Una chica entró por las puertas del cementerio al anochecer sin dejar una sola huella, y se arrastró con su vestido blanco sobre las lápidas grises y frías, como un fantasma entre los mausoleos silenciosos, con la luna en el cielo como su único testigo.

Llegó a la tumba que buscaba y, arrojando las flores a un lado, se dejó caer sobre la lápida de piedra fría, mirando hacía las estrellas.

–Leí una historia– susurró ella a la noche, –que decía que hay almas que están destinadas a reencontrarse, y lo harán, en su siguiente vida– dijo, abriendo una botella de vino y tomando un largo trago que quemó su garganta y entibió su pecho.

El silencio no le respondió.

–Pero ya estoy muerta, ¿No es así?– preguntó, tomando un puñado de tierra entre sus manos, aquella recién removida junto a la tumba de su amada. –Yo estoy muerta y ésta será mi última vida– susurró, dejando que las lágrimas que se derramaban de sus ojos se mezclaran con el frío de la noche.

Su corazón, que había dejado de latir hacía décadas, dolió como nunca había dolido antes.

–Y aún así, te esperaré mi amor– sollozó aquella joven, jadeando. –Seguiré aquí y te esperaré, aunque pasen siglos y regreses con otro nombre, con otro rostro.
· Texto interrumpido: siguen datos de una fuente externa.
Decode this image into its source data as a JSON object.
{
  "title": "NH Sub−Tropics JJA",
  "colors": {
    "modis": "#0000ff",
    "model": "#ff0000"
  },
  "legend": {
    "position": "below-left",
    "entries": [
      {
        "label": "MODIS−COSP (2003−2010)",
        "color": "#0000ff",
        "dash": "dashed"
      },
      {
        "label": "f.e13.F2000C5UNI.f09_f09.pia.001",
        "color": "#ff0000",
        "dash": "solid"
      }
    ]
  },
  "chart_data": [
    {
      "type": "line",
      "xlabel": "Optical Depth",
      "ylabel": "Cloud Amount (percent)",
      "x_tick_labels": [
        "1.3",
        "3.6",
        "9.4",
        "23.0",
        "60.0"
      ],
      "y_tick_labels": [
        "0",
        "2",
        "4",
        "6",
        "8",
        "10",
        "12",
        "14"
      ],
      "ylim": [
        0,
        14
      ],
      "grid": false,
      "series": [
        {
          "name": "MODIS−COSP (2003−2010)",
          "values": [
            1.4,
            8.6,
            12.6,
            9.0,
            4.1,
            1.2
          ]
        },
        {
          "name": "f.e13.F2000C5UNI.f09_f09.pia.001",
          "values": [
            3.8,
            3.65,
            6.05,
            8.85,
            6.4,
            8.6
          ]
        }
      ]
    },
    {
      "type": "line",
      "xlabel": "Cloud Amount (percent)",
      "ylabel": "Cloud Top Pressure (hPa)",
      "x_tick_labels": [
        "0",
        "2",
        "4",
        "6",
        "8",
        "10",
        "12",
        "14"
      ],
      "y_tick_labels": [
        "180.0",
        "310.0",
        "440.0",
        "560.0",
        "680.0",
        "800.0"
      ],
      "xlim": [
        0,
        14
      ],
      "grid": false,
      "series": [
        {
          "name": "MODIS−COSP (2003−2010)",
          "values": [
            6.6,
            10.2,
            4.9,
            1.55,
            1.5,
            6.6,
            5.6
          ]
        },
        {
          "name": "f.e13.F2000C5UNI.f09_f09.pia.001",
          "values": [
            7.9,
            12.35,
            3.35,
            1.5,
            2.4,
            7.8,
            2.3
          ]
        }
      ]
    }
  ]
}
Aunque no recuerdes quién soy y tenga que volver a enamorarte… yo te estaré esperando, Elowyn…– le prometió ella, mientras su voz se quebraba y su llanto inundaba la noche, sus lágrimas cayendo sobre la lápida fría y su rostro manchandose de tierra.

–Te lo prometo, mi amor– susurró la vampiresa a la tierra, la noche y a ella. –Te lo prometo–.